Antonio Balsalobre y la memoria en un artículo de Opinión

“Inorvidable”

Así escrita, con esa ortografía, se puede leer esta palabra en una lápida del cementerio de Cieza. Si no me creen, vayan a la replaceta que hay al entrar a mano derecha -el único lugar de nuestro campo santo donde los muertos están “enterrados” de verdad, en tumbas bajo tierra- y verán en una piedra esculpida la inscripción. El sepulcro es de principios del siglo XX y el término elegido para expresar lo mucho que representaba el difunto para su familia no pudo ser más sonoro y rotundo. Una sola palabra, “inorvidable”, bastó para decirlo todo.

Indirectamente, desde el punto de vista ortográfico, el vocablo presenta además, al saltarse la norma académica, un indudable interés social y lingüístico. Es una muestra viva de lo que ha sido (y es, en cierto modo) el habla popular de esta tierra.

No es la primera vez que me encuentro con un rótulo antiguo en el que la ortografía refleja el habla del pueblo. A finales de los 70 del siglo pasado, todavía se conservaba una placa de calle, al lado de la Erica del Hospicio, en la que podía leerse “Barrio de San Juaquín”.  Así escrito. Con su diptongo ciezano por encima de cualquier otra consideración. Tuve la feliz idea de echarle una foto. Y esa es una impronta que guardo como un tesoro, con el mayor cariño.

¿Que por qué decimos en Cieza “Juaquín” en lugar de “Joaquín”? Pues por una razón muy sencilla. Porque el diptongo “ua” es mucho más fácil de pronunciar que el hiato “oa”. Y porque Juaquín se compone de dos silabas y Joaquín de tres. También, a veces, en las cosas del lenguaje se procura economizar. Como en la cesta de la compra, vamos.

En “Inorvidable”, se produce otro fenómeno, la confusión de los fonemas líquidos /l/ y /r/, algo frecuente por aquí. Una confusión que aparece desde los primeros testimonios de la lengua y que constituye un elemento de la evolución del castellano desde el latín. ¿Quién no ha oído decir a alguna abuela que tenía “la farda” guardada en el “almario”, o a algún abuelo exclamar en las mañanas de invierno: “¡Joel, qué helol que hace!”? Algo que hace sonreír a muchos hoy en día sin reparar, por ejemplo, en que el latín “arbor” da “árbol” en castellano, cambiando esa “or” final por “ol”.

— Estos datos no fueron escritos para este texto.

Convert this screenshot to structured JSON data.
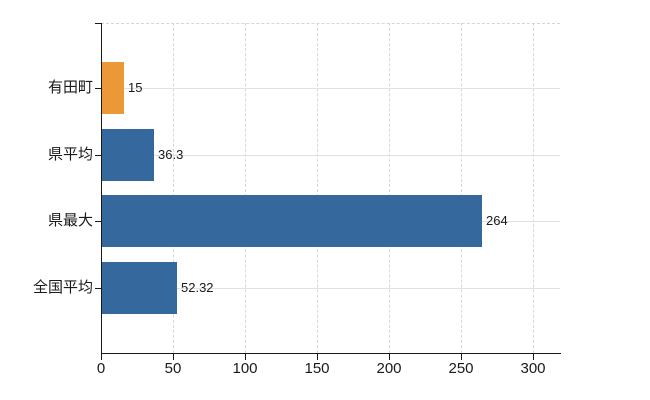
{
  "chart_data": {
    "type": "bar",
    "orientation": "horizontal",
    "categories": [
      "有田町",
      "県平均",
      "県最大",
      "全国平均"
    ],
    "values": [
      15,
      36.3,
      264,
      52.32
    ],
    "value_labels": [
      "15",
      "36.3",
      "264",
      "52.32"
    ],
    "bar_colors": [
      "#EB9838",
      "#35689D",
      "#35689D",
      "#35689D"
    ],
    "x_tick_values": [
      0,
      50,
      100,
      150,
      200,
      250,
      300
    ],
    "x_tick_labels": [
      "0",
      "50",
      "100",
      "150",
      "200",
      "250",
      "300"
    ],
    "xlim": [
      0,
      318
    ],
    "grid": true,
    "legend_position": "none",
    "title": ""
  },
  "colors": {
    "axis": "#1a1a1a",
    "vertical_grid": "#d8d8d8",
    "horizontal_grid": "#dde3dd",
    "background": "#ffffff",
    "highlight_bar": "#EB9838",
    "default_bar": "#35689D"
  }
}
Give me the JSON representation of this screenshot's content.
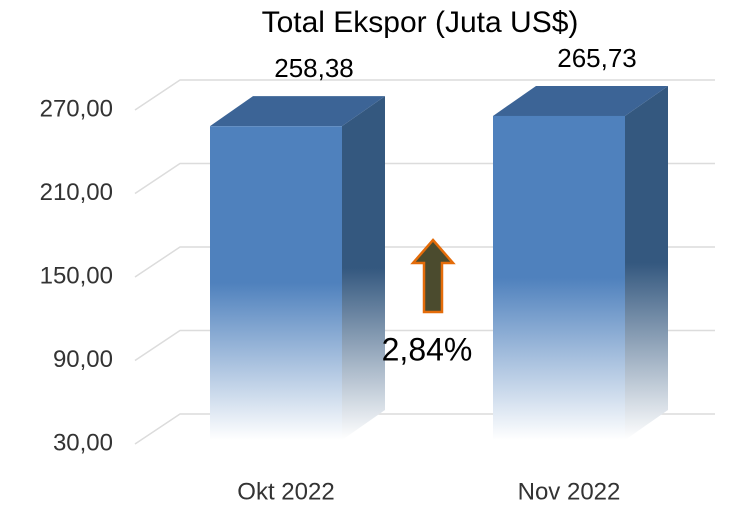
{
  "chart_data": {
    "type": "bar3d",
    "title": "Total Ekspor (Juta US$)",
    "categories": [
      "Okt 2022",
      "Nov 2022"
    ],
    "values": [
      258.38,
      265.73
    ],
    "value_labels": [
      "258,38",
      "265,73"
    ],
    "color": "#4f81bd",
    "ylim": [
      30,
      270
    ],
    "yticks": [
      {
        "value": 30,
        "label": "30,00"
      },
      {
        "value": 90,
        "label": "90,00"
      },
      {
        "value": 150,
        "label": "150,00"
      },
      {
        "value": 210,
        "label": "210,00"
      },
      {
        "value": 270,
        "label": "270,00"
      }
    ],
    "grid": true,
    "annotation": "2,84%"
  }
}
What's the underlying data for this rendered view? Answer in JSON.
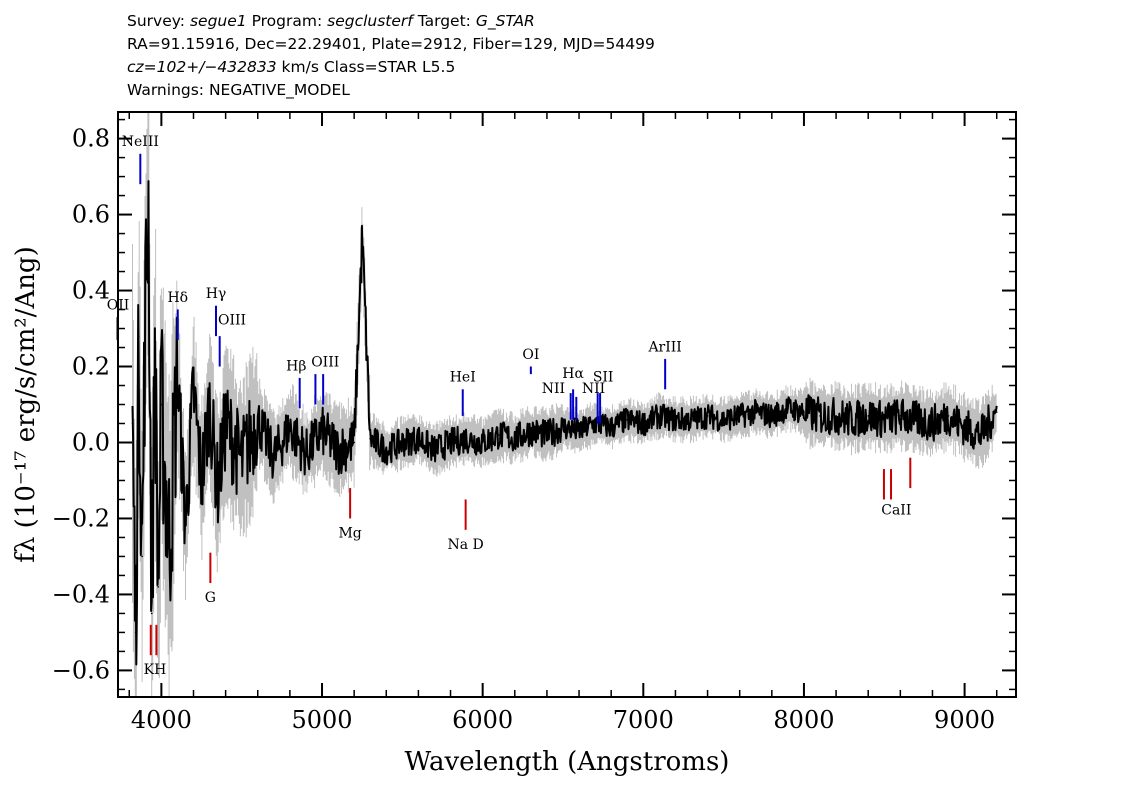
{
  "header": {
    "line1": {
      "survey_label": "Survey:",
      "survey": "segue1",
      "program_label": "Program:",
      "program": "segclusterf",
      "target_label": "Target:",
      "target": "G_STAR"
    },
    "line2": "RA=91.15916, Dec=22.29401, Plate=2912, Fiber=129, MJD=54499",
    "line3": {
      "cz": "cz=102+/−432833",
      "rest": "km/s Class=STAR L5.5"
    },
    "line4": "Warnings: NEGATIVE_MODEL"
  },
  "chart_data": {
    "type": "line",
    "title": "",
    "xlabel": "Wavelength (Angstroms)",
    "ylabel": "fλ (10⁻¹⁷ erg/s/cm²/Ang)",
    "xlim": [
      3730,
      9320
    ],
    "ylim": [
      -0.67,
      0.87
    ],
    "x_ticks": [
      4000,
      5000,
      6000,
      7000,
      8000,
      9000
    ],
    "x_tick_labels": [
      "4000",
      "5000",
      "6000",
      "7000",
      "8000",
      "9000"
    ],
    "y_ticks": [
      -0.6,
      -0.4,
      -0.2,
      0.0,
      0.2,
      0.4,
      0.6,
      0.8
    ],
    "y_tick_labels": [
      "−0.6",
      "−0.4",
      "−0.2",
      "0.0",
      "0.2",
      "0.4",
      "0.6",
      "0.8"
    ],
    "grid": false,
    "series": [
      {
        "color": "#000000",
        "x": [
          3820,
          3840,
          3860,
          3880,
          3900,
          3920,
          3940,
          3960,
          3980,
          4000,
          4050,
          4100,
          4150,
          4200,
          4250,
          4300,
          4350,
          4400,
          4500,
          4600,
          4700,
          4800,
          4900,
          5000,
          5100,
          5200,
          5250,
          5300,
          5400,
          5500,
          5600,
          5700,
          5800,
          5900,
          6000,
          6100,
          6200,
          6300,
          6400,
          6500,
          6600,
          6700,
          6800,
          6900,
          7000,
          7100,
          7200,
          7300,
          7400,
          7500,
          7600,
          7700,
          7800,
          7900,
          8000,
          8100,
          8200,
          8300,
          8400,
          8500,
          8600,
          8700,
          8800,
          8900,
          9000,
          9100,
          9200
        ],
        "y": [
          0.05,
          -0.5,
          0.28,
          -0.3,
          0.35,
          0.62,
          -0.45,
          0.25,
          -0.38,
          0.1,
          -0.28,
          0.18,
          -0.22,
          0.14,
          -0.1,
          0.1,
          -0.12,
          0.05,
          -0.05,
          0.06,
          -0.04,
          0.04,
          -0.03,
          0.03,
          -0.02,
          0.0,
          0.54,
          0.01,
          -0.02,
          0.0,
          0.01,
          -0.02,
          0.0,
          0.01,
          0.0,
          0.02,
          0.01,
          0.03,
          0.02,
          0.04,
          0.03,
          0.05,
          0.04,
          0.06,
          0.05,
          0.07,
          0.06,
          0.06,
          0.07,
          0.06,
          0.07,
          0.08,
          0.07,
          0.09,
          0.08,
          0.07,
          0.07,
          0.06,
          0.07,
          0.06,
          0.07,
          0.06,
          0.05,
          0.07,
          0.04,
          0.02,
          0.08
        ]
      }
    ],
    "emission_lines": [
      {
        "label": "OII",
        "x": 3727,
        "y1": 0.27,
        "y2": 0.33,
        "color": "#000000"
      },
      {
        "label": "NeIII",
        "x": 3869,
        "y1": 0.68,
        "y2": 0.76,
        "color": "#0000c8"
      },
      {
        "label": "Hδ",
        "x": 4102,
        "y1": 0.27,
        "y2": 0.35,
        "color": "#0000c8"
      },
      {
        "label": "Hγ",
        "x": 4340,
        "y1": 0.28,
        "y2": 0.36,
        "color": "#0000c8"
      },
      {
        "label": "OIII",
        "x": 4363,
        "y1": 0.2,
        "y2": 0.28,
        "color": "#0000c8"
      },
      {
        "label": "Hβ",
        "x": 4861,
        "y1": 0.09,
        "y2": 0.17,
        "color": "#0000c8"
      },
      {
        "label": "OIII",
        "x": 4959,
        "y1": 0.1,
        "y2": 0.18,
        "color": "#0000c8"
      },
      {
        "label": "OIII",
        "x": 5007,
        "y1": 0.1,
        "y2": 0.18,
        "color": "#0000c8"
      },
      {
        "label": "HeI",
        "x": 5876,
        "y1": 0.07,
        "y2": 0.14,
        "color": "#0000c8"
      },
      {
        "label": "OI",
        "x": 6300,
        "y1": 0.18,
        "y2": 0.2,
        "color": "#0000c8"
      },
      {
        "label": "NII",
        "x": 6548,
        "y1": 0.06,
        "y2": 0.13,
        "color": "#0000c8"
      },
      {
        "label": "Hα",
        "x": 6563,
        "y1": 0.06,
        "y2": 0.14,
        "color": "#0000c8"
      },
      {
        "label": "NII",
        "x": 6583,
        "y1": 0.06,
        "y2": 0.12,
        "color": "#0000c8"
      },
      {
        "label": "SII",
        "x": 6716,
        "y1": 0.05,
        "y2": 0.13,
        "color": "#0000c8"
      },
      {
        "label": "SII",
        "x": 6731,
        "y1": 0.05,
        "y2": 0.13,
        "color": "#0000c8"
      },
      {
        "label": "ArIII",
        "x": 7136,
        "y1": 0.14,
        "y2": 0.22,
        "color": "#0000c8"
      }
    ],
    "absorption_lines": [
      {
        "label": "K",
        "x": 3934,
        "y1": -0.56,
        "y2": -0.48,
        "color": "#c80000"
      },
      {
        "label": "H",
        "x": 3969,
        "y1": -0.56,
        "y2": -0.48,
        "color": "#c80000"
      },
      {
        "label": "G",
        "x": 4305,
        "y1": -0.37,
        "y2": -0.29,
        "color": "#c80000"
      },
      {
        "label": "Mg",
        "x": 5175,
        "y1": -0.2,
        "y2": -0.12,
        "color": "#c80000"
      },
      {
        "label": "Na D",
        "x": 5894,
        "y1": -0.23,
        "y2": -0.15,
        "color": "#c80000"
      },
      {
        "label": "CaII",
        "x": 8498,
        "y1": -0.15,
        "y2": -0.07,
        "color": "#c80000"
      },
      {
        "label": "CaII",
        "x": 8542,
        "y1": -0.15,
        "y2": -0.07,
        "color": "#c80000"
      },
      {
        "label": "CaII",
        "x": 8662,
        "y1": -0.12,
        "y2": -0.04,
        "color": "#c80000"
      }
    ],
    "line_labels": [
      {
        "text": "OII",
        "x": 3730,
        "y": 0.35
      },
      {
        "text": "NeIII",
        "x": 3869,
        "y": 0.78
      },
      {
        "text": "Hδ",
        "x": 4102,
        "y": 0.37
      },
      {
        "text": "Hγ",
        "x": 4340,
        "y": 0.38
      },
      {
        "text": "OIII",
        "x": 4440,
        "y": 0.31
      },
      {
        "text": "Hβ",
        "x": 4840,
        "y": 0.19
      },
      {
        "text": "OIII",
        "x": 5020,
        "y": 0.2
      },
      {
        "text": "HeI",
        "x": 5876,
        "y": 0.16
      },
      {
        "text": "OI",
        "x": 6300,
        "y": 0.22
      },
      {
        "text": "NII",
        "x": 6440,
        "y": 0.13
      },
      {
        "text": "Hα",
        "x": 6563,
        "y": 0.17
      },
      {
        "text": "NII",
        "x": 6690,
        "y": 0.13
      },
      {
        "text": "SII",
        "x": 6750,
        "y": 0.16
      },
      {
        "text": "ArIII",
        "x": 7136,
        "y": 0.24
      },
      {
        "text": "Mg",
        "x": 5175,
        "y": -0.25
      },
      {
        "text": "Na  D",
        "x": 5894,
        "y": -0.28
      },
      {
        "text": "G",
        "x": 4305,
        "y": -0.42
      },
      {
        "text": "KH",
        "x": 3960,
        "y": -0.61
      },
      {
        "text": "CaII",
        "x": 8575,
        "y": -0.19
      }
    ]
  }
}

Paradójicamente, esas palabras que me encantaban en boca de nuestros abuelos, porque le daban colorido y sonoridad propia al dialecto murciano, me resultan inadmisibles en boca de nuestros jóvenes que han tenido acceso a la educación. Más de una vez, de hecho, me he visto obligado a corregirlas, ya sea por imperativo académico o por “estética” de la lengua. Así de contradictorio soy –somos-, a veces.

“Inorvidable”, sin embargo, es una palabra que me propongo rescatar. Que estoy rescatando, de hecho. Nada hay más terrible que perder la memoria. La propia o la colectiva. La que fija los hechos de nuestra historia personal o la que evoca los acontecimientos de nuestra historia como pueblo o país. Somos memoria y sin ella no “existimos”, vino a decir Saramago. ¡Y qué razón tenía!

Por eso me duele, aunque no me extraña, que el PP haya impedido con su mayoría en el Senado que se investigue el caso de los llamados “trabajadores esclavos” del franquismo, así como los bombardeos nazis de 1938 sobre el Maestrazgo, conocidos como el Guernica valenciano. Seguimos teniendo un deber de memoria histórica y democrática que debemos culminar. Sin ningún ánimo de revancha, que no lo hay, pero sí de reconocimiento y reparación moral de quienes fueron víctimas de aquella barbarie.

Hay quienes quieren sepultar la memoria, como diría Cernuda, en “vastos jardines sin aurora”, allá lejos, donde habita el olvido. No lo permitamos. Vivir es recordar. Es hacer que lo que más queremos sea “inorvidable”.